Em abril de 2014, em uma apertada agenda de viagens, conhecemos de perto as pessoas, os espaços e os contextos de atuação de cinco iniciativas: Ateliê do Porto (Belém/PA), Barracão Maravilha (Rio de Janeiro/RJ), Elefante Centro Cultural (Brasília/DF), Espaço Fonte (Recife/PE) e Grafatório (Londrina/PR). Realizamos entrevistas e dinâmicas coletivas entre o grupo de artistas/gestores dos respectivos espaços. .
Observamos e sistematizamos aspectos como a relação entre a história de vida dos fundadores e as intenções de existência do espaço. Os dados ali colhidos, que subsidiaram a definição da programação da residência no JA.CA
A residência também teve como fruto uma publicação, organizada em formato de revista, pensada para ser lida e atualizada no decorrer do cotidiano de quem cuida e mantém uma iniciativa independente, com espaço físico aberto ao público e atividades de produção e circulação artística e cultural. Nela estão reunidas as sistematizações das conversas estabelecidas nos encontros e as representações criadas durante as dinâmicas comandadas por Daniel Toledo e Ricardo Portilho, que também conduziram a editoração do livro.
As refeições
A residência no JA.CA aconteceu no final de maio. Ao longo de oito dias, debatemos intensamente questões relacionadas à gestão de nossos espaços, em rodas de conversa e jantares coletivos preparados por duplas de cozinheiros a partir de ingredientes trazidos de suas localidades de origem.

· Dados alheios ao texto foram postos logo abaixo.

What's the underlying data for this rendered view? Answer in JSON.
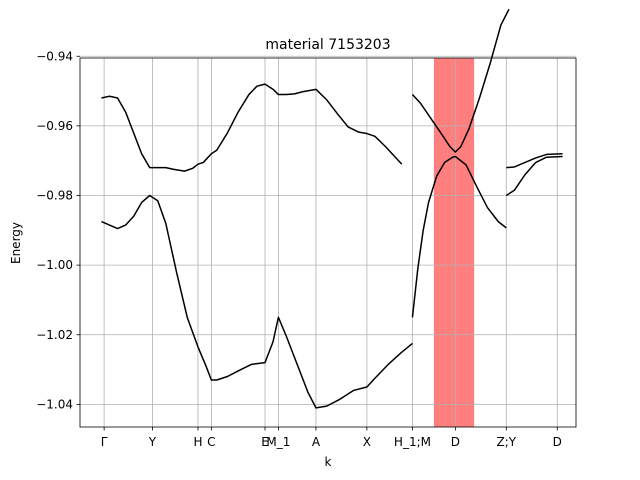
{
  "chart_data": {
    "type": "line",
    "title": "material 7153203",
    "xlabel": "k",
    "ylabel": "Energy",
    "xlim": [
      0,
      9.25
    ],
    "ylim": [
      -1.0465,
      -0.9405
    ],
    "grid": true,
    "highlight_band": {
      "x": [
        6.6,
        7.35
      ],
      "color": "#ff0000"
    },
    "x_ticks": [
      {
        "x": 0.45,
        "label": "Γ"
      },
      {
        "x": 1.35,
        "label": "Y"
      },
      {
        "x": 2.2,
        "label": "H"
      },
      {
        "x": 2.45,
        "label": "C"
      },
      {
        "x": 3.45,
        "label": "E"
      },
      {
        "x": 3.7,
        "label": "M_1"
      },
      {
        "x": 4.4,
        "label": "A"
      },
      {
        "x": 5.35,
        "label": "X"
      },
      {
        "x": 6.2,
        "label": "H_1;M"
      },
      {
        "x": 7.0,
        "label": "D"
      },
      {
        "x": 7.95,
        "label": "Z;Y"
      },
      {
        "x": 8.9,
        "label": "D"
      }
    ],
    "y_ticks": [
      -1.04,
      -1.02,
      -1.0,
      -0.98,
      -0.96,
      -0.94
    ],
    "y_tick_labels": [
      "−1.04",
      "−1.02",
      "−1.00",
      "−0.98",
      "−0.96",
      "−0.94"
    ],
    "series": [
      {
        "color": "#000000",
        "segments": [
          [
            [
              0.4,
              -0.952
            ],
            [
              0.55,
              -0.9515
            ],
            [
              0.7,
              -0.952
            ],
            [
              0.85,
              -0.956
            ],
            [
              1.0,
              -0.962
            ],
            [
              1.15,
              -0.968
            ],
            [
              1.3,
              -0.972
            ],
            [
              1.45,
              -0.972
            ],
            [
              1.6,
              -0.972
            ],
            [
              1.75,
              -0.9725
            ],
            [
              1.95,
              -0.973
            ],
            [
              2.1,
              -0.9722
            ],
            [
              2.2,
              -0.971
            ],
            [
              2.3,
              -0.9705
            ],
            [
              2.45,
              -0.968
            ],
            [
              2.55,
              -0.967
            ],
            [
              2.75,
              -0.962
            ],
            [
              2.95,
              -0.956
            ],
            [
              3.15,
              -0.951
            ],
            [
              3.3,
              -0.9486
            ],
            [
              3.45,
              -0.948
            ],
            [
              3.6,
              -0.9495
            ],
            [
              3.7,
              -0.951
            ],
            [
              3.85,
              -0.951
            ],
            [
              4.0,
              -0.9508
            ],
            [
              4.15,
              -0.9502
            ],
            [
              4.4,
              -0.9495
            ],
            [
              4.6,
              -0.9525
            ],
            [
              4.8,
              -0.9565
            ],
            [
              5.0,
              -0.9603
            ],
            [
              5.2,
              -0.9618
            ],
            [
              5.35,
              -0.9622
            ],
            [
              5.5,
              -0.963
            ],
            [
              5.7,
              -0.966
            ],
            [
              6.0,
              -0.971
            ]
          ],
          [
            [
              0.4,
              -0.9875
            ],
            [
              0.55,
              -0.9885
            ],
            [
              0.7,
              -0.9895
            ],
            [
              0.85,
              -0.9885
            ],
            [
              1.0,
              -0.986
            ],
            [
              1.15,
              -0.982
            ],
            [
              1.3,
              -0.98
            ],
            [
              1.45,
              -0.9815
            ],
            [
              1.6,
              -0.988
            ],
            [
              1.8,
              -1.002
            ],
            [
              2.0,
              -1.015
            ],
            [
              2.2,
              -1.0235
            ],
            [
              2.35,
              -1.029
            ],
            [
              2.45,
              -1.033
            ],
            [
              2.55,
              -1.033
            ],
            [
              2.75,
              -1.032
            ],
            [
              3.0,
              -1.03
            ],
            [
              3.2,
              -1.0285
            ],
            [
              3.45,
              -1.028
            ],
            [
              3.6,
              -1.022
            ],
            [
              3.7,
              -1.015
            ],
            [
              3.85,
              -1.0205
            ],
            [
              4.05,
              -1.0285
            ],
            [
              4.25,
              -1.0365
            ],
            [
              4.4,
              -1.041
            ],
            [
              4.6,
              -1.0405
            ],
            [
              4.85,
              -1.0385
            ],
            [
              5.1,
              -1.036
            ],
            [
              5.35,
              -1.035
            ],
            [
              5.5,
              -1.0325
            ],
            [
              5.75,
              -1.0285
            ],
            [
              6.0,
              -1.025
            ],
            [
              6.2,
              -1.0225
            ]
          ]
        ]
      },
      {
        "color": "#000000",
        "segments": [
          [
            [
              6.2,
              -0.951
            ],
            [
              6.35,
              -0.9535
            ],
            [
              6.55,
              -0.958
            ],
            [
              6.75,
              -0.9625
            ],
            [
              6.9,
              -0.966
            ],
            [
              7.0,
              -0.9675
            ],
            [
              7.1,
              -0.966
            ],
            [
              7.25,
              -0.961
            ],
            [
              7.45,
              -0.952
            ],
            [
              7.65,
              -0.942
            ],
            [
              7.85,
              -0.931
            ],
            [
              8.0,
              -0.9265
            ]
          ],
          [
            [
              6.2,
              -1.015
            ],
            [
              6.3,
              -1.001
            ],
            [
              6.4,
              -0.99
            ],
            [
              6.5,
              -0.982
            ],
            [
              6.65,
              -0.9745
            ],
            [
              6.8,
              -0.9705
            ],
            [
              6.95,
              -0.969
            ],
            [
              7.0,
              -0.9688
            ],
            [
              7.2,
              -0.9712
            ],
            [
              7.4,
              -0.9775
            ],
            [
              7.6,
              -0.9835
            ],
            [
              7.8,
              -0.9875
            ],
            [
              7.95,
              -0.9893
            ]
          ],
          [
            [
              7.95,
              -0.972
            ],
            [
              8.1,
              -0.9718
            ],
            [
              8.3,
              -0.9705
            ],
            [
              8.5,
              -0.9692
            ],
            [
              8.7,
              -0.9682
            ],
            [
              9.0,
              -0.968
            ]
          ],
          [
            [
              7.95,
              -0.98
            ],
            [
              8.1,
              -0.9785
            ],
            [
              8.3,
              -0.974
            ],
            [
              8.5,
              -0.9705
            ],
            [
              8.7,
              -0.969
            ],
            [
              9.0,
              -0.9688
            ]
          ]
        ]
      }
    ]
  }
}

Para compartilhar as refeições e somar às conversas, foram convidados amigos com vivência e entendimento sobre os esforços necessários para manter vivos os espaços. Nesses jantares, contamos com a companhia e as colaborações das pesquisadoras Flavia Vivacqua e Ana Luisa Lima, da gestora cultural Maria Helena Cunha e dos artistas/gestores Lilian Maus e Bruno Villela.
As conversas ultrapassaram os momentos previstos na programação e atravessaram o convívio cotidiano entre os re- sidentes, fazendo-se presentes nas caminhadas matinais, na cozinha, nos duelos de YouTube, nas descidas de carrinho de rolimã pela rua durante as madrugadas e nos intermináveis e deliciosos jantares… A experiência da imersão promovida pela residência reafirmou a importância do compartilhamento do ambiente doméstico na construção de afetos que intensificam e potencializam a criação de propostas coletivas.
Os anfitriões e os convidados
Na última sessão de debates, quando já havíamos desistido de encontrar uma denominação mais apropriada à nossa identidade do que “independência” ou “autonomia”, chegamos a um consenso de que somos movidos e estamos unidos pela “intencionalidade”. O termo “espaços intencionais” aceita e respeita nossas diferenças e particularidades, ao passo que dá conta de dizer da força dos propósitos que mantêm abertas as nossas casas. Abrimos nossos espaços para nos relacionar com o que nos rodeia, para ser “um lugar para”, de pouso e desdobramentos.
Os espaços intencionais são essencialmente lugares de encontros e possibilidades de convivência. Se não fosse assim, bastaria a mesa e a conexão com a internet…
Esperamos que as discussões aqui iniciadas fomentem uma leitura mais ampla sobre os espaços intencionais, hoje, no Brasil, e que contribuam com seu fortalecimento e sua continuidade.